BETHEL Crematorium up in smoke
BETHEL — A proposal to put a crematorium in Clarke Business Park could finally be dead.
A judge Thursday dismissed an appeal of the Planning and Zoning Commission’s rejection of a plan to open a crematorium in the industrial park.
Residents had despised the proposal, with some business owners threatening to leave the park if it was approved, but applicant B. Shawn McLoughlin maintained the crematorium would have little effect on the area. He sued in 2015 after the commission narrowly defeated his plan.
Charles Andres, attorney for the town, said Bethel officials were pleased the appeal was dismissed.
Daniel Casagrande, attorney for McLoughlin, said he is not yet sure whether they will appeal the case to the appellate court.
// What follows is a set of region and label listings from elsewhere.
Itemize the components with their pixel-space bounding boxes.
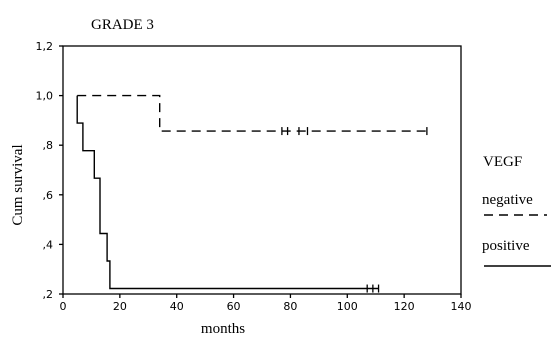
y-tick-label: ,2: [43, 288, 54, 301]
series-line-negative: [77, 94, 427, 132]
chart-title: GRADE 3: [91, 17, 154, 33]
x-tick-label: 80: [283, 300, 297, 313]
y-axis-ticks: ,2 ,4 ,6 ,8 1,0 1,2: [36, 40, 63, 301]
y-tick-label: ,8: [43, 139, 54, 152]
x-tick-label: 0: [60, 300, 67, 313]
legend-title: VEGF: [483, 154, 522, 170]
x-axis-ticks: 0 20 40 60 80 100 120 140: [60, 294, 472, 313]
x-tick-label: 100: [337, 300, 358, 313]
x-tick-label: 20: [113, 300, 127, 313]
plot-frame: [62, 45, 462, 295]
y-tick-label: 1,0: [36, 90, 54, 103]
y-tick-label: ,6: [43, 189, 54, 202]
y-axis-label: Cum survival: [10, 144, 26, 225]
x-tick-label: 140: [451, 300, 472, 313]
legend-label-negative: negative: [482, 192, 533, 208]
x-tick-label: 60: [227, 300, 241, 313]
series-line-positive: [76, 95, 379, 290]
legend-label-positive: positive: [482, 238, 530, 254]
series-layer: [76, 94, 428, 293]
plot-border: [62, 45, 462, 295]
x-axis-label: months: [201, 321, 245, 337]
legend: VEGF negative positive: [482, 154, 551, 267]
y-tick-label: ,4: [43, 238, 54, 251]
x-tick-label: 120: [394, 300, 415, 313]
y-tick-label: 1,2: [36, 40, 54, 53]
x-tick-label: 40: [170, 300, 184, 313]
“We are reviewing the decision, which just came down yesterday, and considering our options on appeal,” he said Friday.
In a memorandum, Judge Marshall Berger argued the Planning and Zoning Commission had the authority to reject the proposal because it would have driven down property values and hurt planned development of the business park, among other reasons.
“Evidence that stakeholders in the industrial park will not expand or invest or will leave the park or the town due to the stigma of the proposed use is substantial evidence supporting the commission’s denial of the permit under the general considerations...of the regulations,” he said.
The commission is now considering a proposal to extend Trowbridge Drive, a cul-de-sac in Clarke Business Park where the crematorium would have gone. The plan calls for adding four lots to the park.
In the appeal, Casagrande had argued the commission’s decision was based not on facts, but “thinly veiled threats” that the crematorium would hurt nearby business owners.
“The commission’s conceded reliance on these objections makes clear that it capitulated to these speculative threats and claims by and on behalf of a few disgruntled neighboring businesses...” he said.
Connecticut Coining, the business that would have been next door to the crematorium, joined the town as defendants in the suit. Neil Marcus, attorney for Connecticut Coining, said the commission was right to defeat the proposal based on business owners’ complaints.
“These are people who understandably do not want to be exposed in any way to the sights, sounds or orders associated with burning human bodies in their backyards, and it was the commission’s duty to protect those interests,” Marcus argued in a brief.
Concerns that the crematorium would be too close to Sympaug Pond, which is in a residential zone, were also valid reasons to reject the proposal, Berger concluded.
The commission adopted a zoning regulation in 2014 that would have allowed crematoriums in industrial zones, but a year later caved to public concerns and repealed the amendment. Months later, McLoughlin’s proposal was rejected.
The crematorium would have been built on McLoughlin’s 6.47 acre property next to his concrete business, Mono-Crete Step. He planned to construct two buildings, one of which would have been used as the crematorium.
The business would have been small and passerby would not have been able to see it, Casagrande said in court filings.